The Union of Agricultural Work Committees, founded in 1986, established agricultural committees throughout the West Bank and Gaza. The goal of the organization, according to its website, is to contribute to the agricultural sector by promoting “farmers’ steadfastness and sustainable livelihoods.” According to the organization’s annual report for 2019, it helped restore farmland, paved agricultural roads and build rainwater cisterns. The organization has invested major resources in the West Bank’s Area C (under full Israeli military and civilian control).

Two of the organization’s members are members of the Popular Front for the Liberation of Palestine, Samer Arbid and Abed el-Razeq Faraj, who was accused of being an accomplice in Shnerb’s murder, and of holding a position in an unrecognized organization. In July the Israeli army raided the organization’s offices in El Bireh and left an order of closure for six months.

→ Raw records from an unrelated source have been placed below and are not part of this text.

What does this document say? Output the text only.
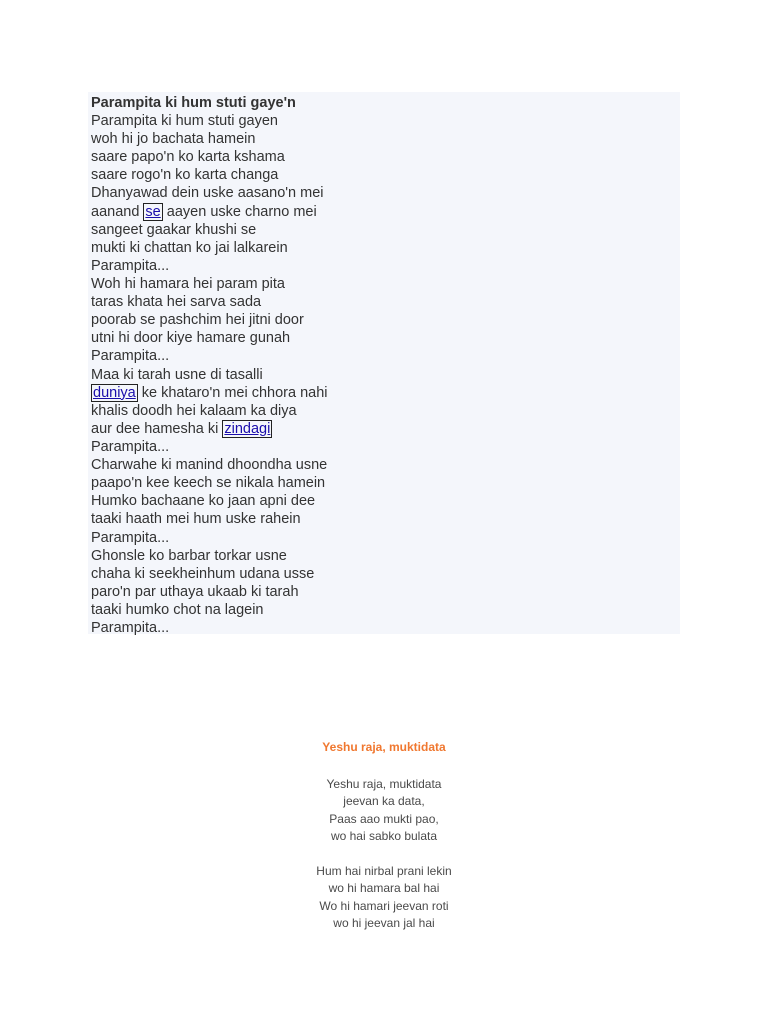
Parampita ki hum stuti gaye'n
Parampita ki hum stuti gayen
woh hi jo bachata hamein
saare papo'n ko karta kshama
saare rogo'n ko karta changa
Dhanyawad dein uske aasano'n mei
aanand se aayen uske charno mei
sangeet gaakar khushi se
mukti ki chattan ko jai lalkarein
Parampita...
Woh hi hamara hei param pita
taras khata hei sarva sada
poorab se pashchim hei jitni door
utni hi door kiye hamare gunah
Parampita...
Maa ki tarah usne di tasalli
duniya ke khataro'n mei chhora nahi
khalis doodh hei kalaam ka diya
aur dee hamesha ki zindagi
Parampita...
Charwahe ki manind dhoondha usne
paapo'n kee keech se nikala hamein
Humko bachaane ko jaan apni dee
taaki haath mei hum uske rahein
Parampita...
Ghonsle ko barbar torkar usne
chaha ki seekheinhum udana usse
paro'n par uthaya ukaab ki tarah
taaki humko chot na lagein
Parampita...
Yeshu raja, muktidata
Yeshu raja, muktidata
jeevan ka data,
Paas aao mukti pao,
wo hai sabko bulata
Hum hai nirbal prani lekin
wo hi hamara bal hai
Wo hi hamari jeevan roti
wo hi jeevan jal hai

The Bisan Center is a think tank established in 1989. According to its mission statement it works to advance democratic and progressive values. Bisan espouses a left-wing worldview and criticizes the Israeli occupation’s role in poverty in the West Bank and the PA’s neoliberal policies. In March, Bisan published a periodical called The Progressive with articles about disengaging economically from Israel. On Saturday Bisan issued a statement saying: “This declaration of the apartheid state confirms the criminal nature of the Israeli occupation. The decision comes after focused efforts by the Israeli Foreign Ministry to blacken the organizations and cut ties between them and their partners abroad.” In late July the Israeli army raided the Bisan Center’s offices.

In September 2019, Israel arrested Bisan’s former director, Eteraf al-Rimawi, when he was the director of the Edward Said Music Conservatory. He was convicted in a plea bargain in 2020 of holding a position and membership in a banned organization and activities in the Popular Front (mainly in its student arm, according to the sentence). He was sentenced to 42 months’ imprisonment.

The Union of Palestinian Women’s Committees, another group on Gantz’s list, was founded in 1980. It’s mission according to its website is to promote an advanced Palestinian society free from discrimination. The organization trains women to participate in politics, assists the establishment of cooperatives and preserves traditional Palestinian handicrafts. The organization also offers legal and psychological aid to women.

The Union’s head, Khitam Saafin, was arrested by Israel in 2020 and placed in administrative detention for six months. In May, while she was in administrative detention, she was charged with holding a position in an illegal organization. The organization issued a statement Saturday that it considered Gantz’s statement libelous and that it was intended to thwart the right of Palestinian women to “defend their national, social, cultural and legal rights.”